Nor, it became clear, were his talents confined to the card table. He once reputedly relieved a drug dealer of $50,000 in the jail cell they were sharing by betting on which of five lumps of sugar a fly would land.
Thomas Austin Preston Jr was born on December 31, 1928, in Johnson, Arkansas. His parents divorced when he was 16 and he moved to Amarillo, Texas, to live with his father.
At 17 he joined the US army, served overseas and on his return met Doyle Brunson and Brian 'Sailor' Roberts, with whom he became fast friends.
The three soon formed a partnership, travelling across the south-western United States as the original Texas "road gamblers", playing poker and seeking out other wagers.
"We got to the point where we were gambling on just about every game there was -- golf, tennis, basketball, pool, sports betting," Slim recalled. "As long as we thought we had some sort of edge, we'd bet. And we made money."
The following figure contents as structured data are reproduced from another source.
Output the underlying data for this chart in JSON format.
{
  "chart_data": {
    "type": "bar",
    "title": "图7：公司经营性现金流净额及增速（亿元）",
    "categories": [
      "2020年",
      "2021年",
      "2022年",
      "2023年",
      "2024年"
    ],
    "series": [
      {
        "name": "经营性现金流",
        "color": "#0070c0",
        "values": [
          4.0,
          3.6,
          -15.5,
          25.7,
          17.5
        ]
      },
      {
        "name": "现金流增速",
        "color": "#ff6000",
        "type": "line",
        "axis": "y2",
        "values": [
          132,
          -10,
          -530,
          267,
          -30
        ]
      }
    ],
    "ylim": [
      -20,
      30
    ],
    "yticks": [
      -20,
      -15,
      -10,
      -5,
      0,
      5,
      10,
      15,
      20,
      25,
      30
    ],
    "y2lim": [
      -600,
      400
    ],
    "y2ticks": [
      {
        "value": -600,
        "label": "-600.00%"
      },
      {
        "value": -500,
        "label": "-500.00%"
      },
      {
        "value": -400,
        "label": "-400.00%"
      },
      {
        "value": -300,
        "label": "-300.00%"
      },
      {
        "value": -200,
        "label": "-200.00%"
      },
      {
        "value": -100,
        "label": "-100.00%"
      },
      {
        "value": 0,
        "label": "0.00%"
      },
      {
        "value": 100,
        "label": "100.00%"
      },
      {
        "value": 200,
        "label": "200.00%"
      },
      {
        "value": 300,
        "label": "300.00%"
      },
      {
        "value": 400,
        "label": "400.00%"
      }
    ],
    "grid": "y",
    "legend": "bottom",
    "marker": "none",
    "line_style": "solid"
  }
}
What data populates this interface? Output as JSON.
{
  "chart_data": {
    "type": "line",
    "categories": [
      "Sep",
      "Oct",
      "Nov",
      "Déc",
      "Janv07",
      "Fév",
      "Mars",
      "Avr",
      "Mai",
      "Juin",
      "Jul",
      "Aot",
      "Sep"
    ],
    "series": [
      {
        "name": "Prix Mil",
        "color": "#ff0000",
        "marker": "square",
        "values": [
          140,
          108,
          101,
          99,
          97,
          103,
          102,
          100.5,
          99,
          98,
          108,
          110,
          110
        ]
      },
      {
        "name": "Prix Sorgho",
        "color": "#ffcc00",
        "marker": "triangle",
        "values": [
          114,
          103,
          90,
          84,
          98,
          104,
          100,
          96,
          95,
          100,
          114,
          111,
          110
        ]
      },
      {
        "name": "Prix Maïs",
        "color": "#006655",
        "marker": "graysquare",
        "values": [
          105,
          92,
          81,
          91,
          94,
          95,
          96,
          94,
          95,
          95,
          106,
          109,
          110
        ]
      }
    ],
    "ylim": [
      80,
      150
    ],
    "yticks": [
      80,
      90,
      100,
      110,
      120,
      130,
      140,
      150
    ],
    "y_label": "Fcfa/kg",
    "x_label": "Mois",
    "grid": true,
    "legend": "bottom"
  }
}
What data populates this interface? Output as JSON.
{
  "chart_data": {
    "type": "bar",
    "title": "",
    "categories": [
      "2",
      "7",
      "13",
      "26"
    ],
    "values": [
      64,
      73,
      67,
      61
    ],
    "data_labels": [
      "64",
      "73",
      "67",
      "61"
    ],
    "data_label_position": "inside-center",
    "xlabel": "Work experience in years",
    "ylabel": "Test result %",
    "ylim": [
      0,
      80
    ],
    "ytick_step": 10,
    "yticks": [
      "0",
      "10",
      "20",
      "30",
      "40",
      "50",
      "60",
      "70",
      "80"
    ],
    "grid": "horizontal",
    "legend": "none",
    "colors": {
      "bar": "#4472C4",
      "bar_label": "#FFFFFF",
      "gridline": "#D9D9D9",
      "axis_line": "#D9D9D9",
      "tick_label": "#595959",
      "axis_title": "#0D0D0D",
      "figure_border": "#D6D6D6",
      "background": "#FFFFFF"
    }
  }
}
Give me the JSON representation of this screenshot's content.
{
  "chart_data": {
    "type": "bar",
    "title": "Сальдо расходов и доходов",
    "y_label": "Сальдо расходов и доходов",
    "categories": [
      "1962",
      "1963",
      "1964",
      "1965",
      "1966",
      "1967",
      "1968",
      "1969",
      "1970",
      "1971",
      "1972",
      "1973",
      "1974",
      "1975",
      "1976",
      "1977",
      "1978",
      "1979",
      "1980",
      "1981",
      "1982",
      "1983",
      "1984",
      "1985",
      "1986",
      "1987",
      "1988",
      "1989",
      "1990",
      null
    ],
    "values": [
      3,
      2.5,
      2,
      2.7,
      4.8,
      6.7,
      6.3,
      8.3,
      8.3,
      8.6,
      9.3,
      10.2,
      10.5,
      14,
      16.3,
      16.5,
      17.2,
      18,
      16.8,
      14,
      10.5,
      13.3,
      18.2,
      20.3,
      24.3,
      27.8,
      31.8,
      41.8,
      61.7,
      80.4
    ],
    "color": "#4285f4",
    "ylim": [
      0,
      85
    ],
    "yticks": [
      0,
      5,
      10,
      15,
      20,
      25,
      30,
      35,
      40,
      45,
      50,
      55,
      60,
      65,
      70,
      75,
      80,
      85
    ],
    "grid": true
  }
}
Although the trio eventually broke up, having been robbed of their winnings in Las Vegas, they remained friends.
After his victory in 1972, Slim went on to win three other events at the World Poker Championships, the last being in 1990. In 2000 he narrowly failed to lift his fifth world title.
Slim also hosted the Super Bowl of Poker, which became one of the biggest tournaments in the US until it was cancelled in 1991.
In the course of his tournament career, his earnings amounted to an unimpressive $587,568. These days, players at the World Series stand to win as much as $10m (€7.6m). Meanwhile, online poker has become a multi-billion dollar industry.
He produced several poker books, including Amarillo Slim's Play Poker to Win (2005). In his autobiography, Amarillo Slim in a World Full of Fat People (2003), he claimed to have played poker with two presidents, Johnson and Nixon, and catalogued many of his proposition (or "prop") bets.
These ranged from winning $300,000 at dominoes from the country singer Willie Nelson to beating Minnesota Fats at pool with a broom, hitting a golf ball a mile across a frozen lake, and beating a world champion table tennis player with a Coca-Cola bottle.
As well as his television appearances, Slim also played himself in Robert Altman's gambling film California Split (1974).
In 2003 Slim was indicted in Texas on charges of indecency with a child, his grand-daughter Hannah.
Although he always protested his innocence, he pleaded "no contest" to reduced charges in order, he said, to protect his family. He was fined $4,000 and given two years' probation with counselling.
His reputation never recovered. Slim was robbed at gunpoint twice, insulted with names like "Amarillo Slime", and was to all intents and purposes abandoned by the American poker business. Plans to film his life were reportedly dropped.
Amarillo Slim was divorced. His three children survive him.